Current Position and Future Direction of Inflammation in Neuropsychiatric Disorders: A Review
- PMID: 40632530
- DOI: 10.1001/jamapsychiatry.2025.1369
Current Position and Future Direction of Inflammation in Neuropsychiatric Disorders: A Review
Abstract
Importance: There has been a large increase in research focusing on inflammation across psychiatric disorders, with the hope of achieving breakthroughs seen with this approach in cancer and other conditions. Current findings suggest that immune-related pathophysiological processes involving inflammation could play a key role for many major mental illnesses. How far reaching this role would be and how soon we can expect translation into treatment, however, remain open questions.
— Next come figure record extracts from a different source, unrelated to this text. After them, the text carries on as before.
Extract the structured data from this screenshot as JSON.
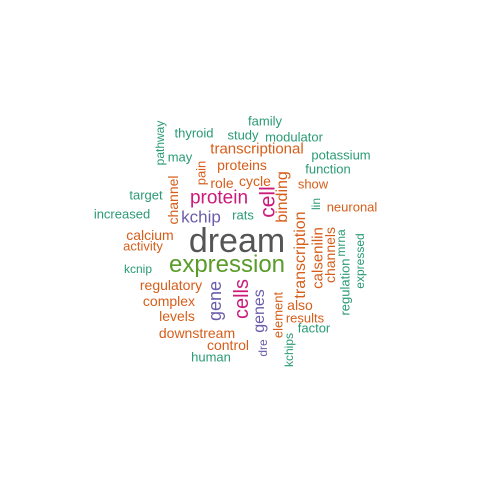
{
  "palette": {
    "dark": "#555555",
    "green": "#5a9c2a",
    "magenta": "#cc1a7a",
    "purple": "#6c5cab",
    "orange": "#d65e1a",
    "teal": "#2a9a76"
  },
  "words": [
    {
      "text": "dream",
      "color": "#555555"
    },
    {
      "text": "expression",
      "color": "#5a9c2a"
    },
    {
      "text": "protein",
      "color": "#cc1a7a"
    },
    {
      "text": "cell",
      "color": "#cc1a7a"
    },
    {
      "text": "cells",
      "color": "#cc1a7a"
    },
    {
      "text": "kchip",
      "color": "#6c5cab"
    },
    {
      "text": "gene",
      "color": "#6c5cab"
    },
    {
      "text": "genes",
      "color": "#6c5cab"
    },
    {
      "text": "dre",
      "color": "#6c5cab"
    },
    {
      "text": "binding",
      "color": "#d65e1a"
    },
    {
      "text": "transcription",
      "color": "#d65e1a"
    },
    {
      "text": "calsenilin",
      "color": "#d65e1a"
    },
    {
      "text": "transcriptional",
      "color": "#d65e1a"
    },
    {
      "text": "proteins",
      "color": "#d65e1a"
    },
    {
      "text": "cycle",
      "color": "#d65e1a"
    },
    {
      "text": "role",
      "color": "#d65e1a"
    },
    {
      "text": "pain",
      "color": "#d65e1a"
    },
    {
      "text": "channel",
      "color": "#d65e1a"
    },
    {
      "text": "show",
      "color": "#d65e1a"
    },
    {
      "text": "neuronal",
      "color": "#d65e1a"
    },
    {
      "text": "channels",
      "color": "#d65e1a"
    },
    {
      "text": "calcium",
      "color": "#d65e1a"
    },
    {
      "text": "activity",
      "color": "#d65e1a"
    },
    {
      "text": "regulatory",
      "color": "#d65e1a"
    },
    {
      "text": "complex",
      "color": "#d65e1a"
    },
    {
      "text": "levels",
      "color": "#d65e1a"
    },
    {
      "text": "downstream",
      "color": "#d65e1a"
    },
    {
      "text": "control",
      "color": "#d65e1a"
    },
    {
      "text": "also",
      "color": "#d65e1a"
    },
    {
      "text": "results",
      "color": "#d65e1a"
    },
    {
      "text": "element",
      "color": "#d65e1a"
    },
    {
      "text": "family",
      "color": "#2a9a76"
    },
    {
      "text": "thyroid",
      "color": "#2a9a76"
    },
    {
      "text": "study",
      "color": "#2a9a76"
    },
    {
      "text": "modulator",
      "color": "#2a9a76"
    },
    {
      "text": "pathway",
      "color": "#2a9a76"
    },
    {
      "text": "may",
      "color": "#2a9a76"
    },
    {
      "text": "potassium",
      "color": "#2a9a76"
    },
    {
      "text": "function",
      "color": "#2a9a76"
    },
    {
      "text": "target",
      "color": "#2a9a76"
    },
    {
      "text": "increased",
      "color": "#2a9a76"
    },
    {
      "text": "rats",
      "color": "#2a9a76"
    },
    {
      "text": "lin",
      "color": "#2a9a76"
    },
    {
      "text": "mrna",
      "color": "#2a9a76"
    },
    {
      "text": "expressed",
      "color": "#2a9a76"
    },
    {
      "text": "regulation",
      "color": "#2a9a76"
    },
    {
      "text": "kcnip",
      "color": "#2a9a76"
    },
    {
      "text": "factor",
      "color": "#2a9a76"
    },
    {
      "text": "kchips",
      "color": "#2a9a76"
    },
    {
      "text": "human",
      "color": "#2a9a76"
    }
  ]
}
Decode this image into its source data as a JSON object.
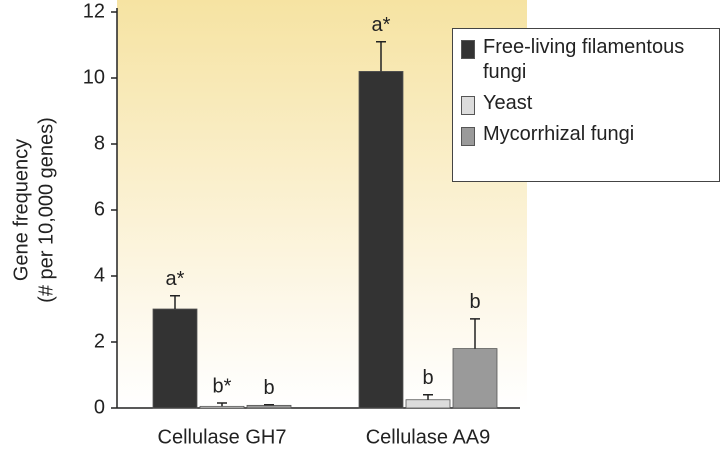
{
  "chart_data": {
    "type": "bar",
    "y_label": [
      "Gene frequency",
      "(# per 10,000 genes)"
    ],
    "categories": [
      "Cellulase GH7",
      "Cellulase AA9"
    ],
    "series": [
      {
        "name": "Free-living filamentous fungi",
        "color": "#333333",
        "values": [
          3.0,
          10.2
        ],
        "errors": [
          0.4,
          0.9
        ],
        "labels": [
          "a*",
          "a*"
        ]
      },
      {
        "name": "Yeast",
        "color": "#dcdcdc",
        "values": [
          0.05,
          0.25
        ],
        "errors": [
          0.1,
          0.15
        ],
        "labels": [
          "b*",
          "b"
        ]
      },
      {
        "name": "Mycorrhizal fungi",
        "color": "#9a9a9a",
        "values": [
          0.08,
          1.8
        ],
        "errors": [
          0.02,
          0.9
        ],
        "labels": [
          "b",
          "b"
        ]
      }
    ],
    "ylim": [
      0,
      12
    ],
    "yticks": [
      0,
      2,
      4,
      6,
      8,
      10,
      12
    ],
    "legend": "upper right"
  }
}
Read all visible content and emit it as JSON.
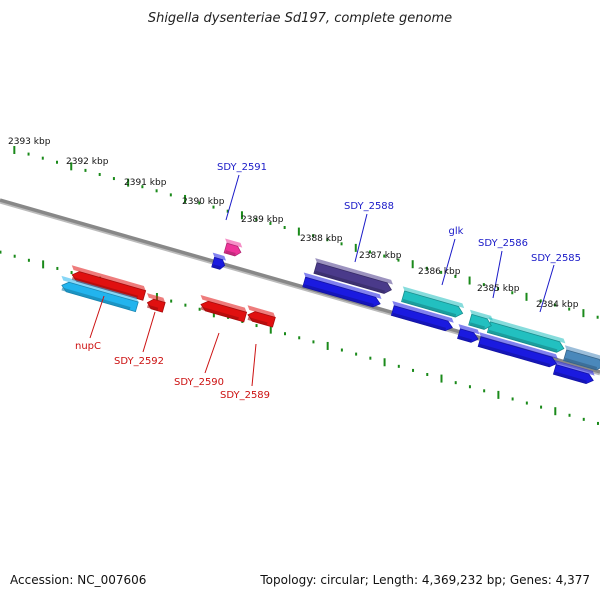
{
  "title": "Shigella dysenteriae Sd197, complete genome",
  "footer": {
    "accession": "Accession: NC_007606",
    "topology": "Topology: circular; Length: 4,369,232 bp; Genes: 4,377"
  },
  "colors": {
    "backbone": "#888888",
    "tick": "#1a8a1a",
    "label_forward": "#1a1ac8",
    "label_reverse": "#cc1111"
  },
  "kbp_ticks": [
    {
      "kbp": 2393,
      "label": "2393 kbp"
    },
    {
      "kbp": 2392,
      "label": "2392 kbp"
    },
    {
      "kbp": 2391,
      "label": "2391 kbp"
    },
    {
      "kbp": 2390,
      "label": "2390 kbp"
    },
    {
      "kbp": 2389,
      "label": "2389 kbp"
    },
    {
      "kbp": 2388,
      "label": "2388 kbp"
    },
    {
      "kbp": 2387,
      "label": "2387 kbp"
    },
    {
      "kbp": 2386,
      "label": "2386 kbp"
    },
    {
      "kbp": 2385,
      "label": "2385 kbp"
    },
    {
      "kbp": 2384,
      "label": "2384 kbp"
    }
  ],
  "genes": [
    {
      "id": "nupC",
      "label": "nupC",
      "strand": "reverse",
      "color": "#e01010",
      "labelled": true
    },
    {
      "id": "nupC-cds",
      "label": "",
      "strand": "reverse",
      "color": "#22b4ee",
      "labelled": false
    },
    {
      "id": "SDY_2592",
      "label": "SDY_2592",
      "strand": "reverse",
      "color": "#e01010",
      "labelled": true
    },
    {
      "id": "SDY_2591",
      "label": "SDY_2591",
      "strand": "forward",
      "color": "#ee3399",
      "labelled": true
    },
    {
      "id": "SDY_2591-cds",
      "label": "",
      "strand": "forward",
      "color": "#1a1ae0",
      "labelled": false
    },
    {
      "id": "SDY_2590",
      "label": "SDY_2590",
      "strand": "reverse",
      "color": "#e01010",
      "labelled": true
    },
    {
      "id": "SDY_2589",
      "label": "SDY_2589",
      "strand": "reverse",
      "color": "#e01010",
      "labelled": true
    },
    {
      "id": "SDY_2588",
      "label": "SDY_2588",
      "strand": "forward",
      "color": "#4a3a8a",
      "labelled": true
    },
    {
      "id": "SDY_2588-cds",
      "label": "",
      "strand": "forward",
      "color": "#1a1ae0",
      "labelled": false
    },
    {
      "id": "glk",
      "label": "glk",
      "strand": "forward",
      "color": "#22c0c0",
      "labelled": true
    },
    {
      "id": "glk-cds",
      "label": "",
      "strand": "forward",
      "color": "#1a1ae0",
      "labelled": false
    },
    {
      "id": "SDY_2586",
      "label": "SDY_2586",
      "strand": "forward",
      "color": "#22c0c0",
      "labelled": true
    },
    {
      "id": "SDY_2586-cds",
      "label": "",
      "strand": "forward",
      "color": "#1a1ae0",
      "labelled": false
    },
    {
      "id": "SDY_2585",
      "label": "SDY_2585",
      "strand": "forward",
      "color": "#22c0c0",
      "labelled": true
    },
    {
      "id": "SDY_2585-cds",
      "label": "",
      "strand": "forward",
      "color": "#1a1ae0",
      "labelled": false
    },
    {
      "id": "SDY_2584",
      "label": "",
      "strand": "forward",
      "color": "#4a88bb",
      "labelled": false
    },
    {
      "id": "SDY_2584-cds",
      "label": "",
      "strand": "forward",
      "color": "#1a1ae0",
      "labelled": false
    }
  ]
}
Observations: In this narrative review, new evidence from clinical populations, new trials, and preclinical models was summarized. Converging evidence suggests that inflammation plays a significant role in subgroups of patients with psychosis, depression, and autism. Interleukin (IL) 6, T-cell control, immune-metabolic function, and the complement system represent fundamental areas of further research. New treatments have yet to reach clinical impact, but targeted trials are ongoing. Developing and refining human cellular models will aid mechanistic target validation and further understanding of causal pathways and networks.
Conclusions and relevance: To advance to and achieve clinical impact, investigations need to include a collaborative, united effort, pulling information across disciplines and translational scales. A focused approach is needed to validate key emerging targets, where evidence and potential for new and repurposed treatments are strongest.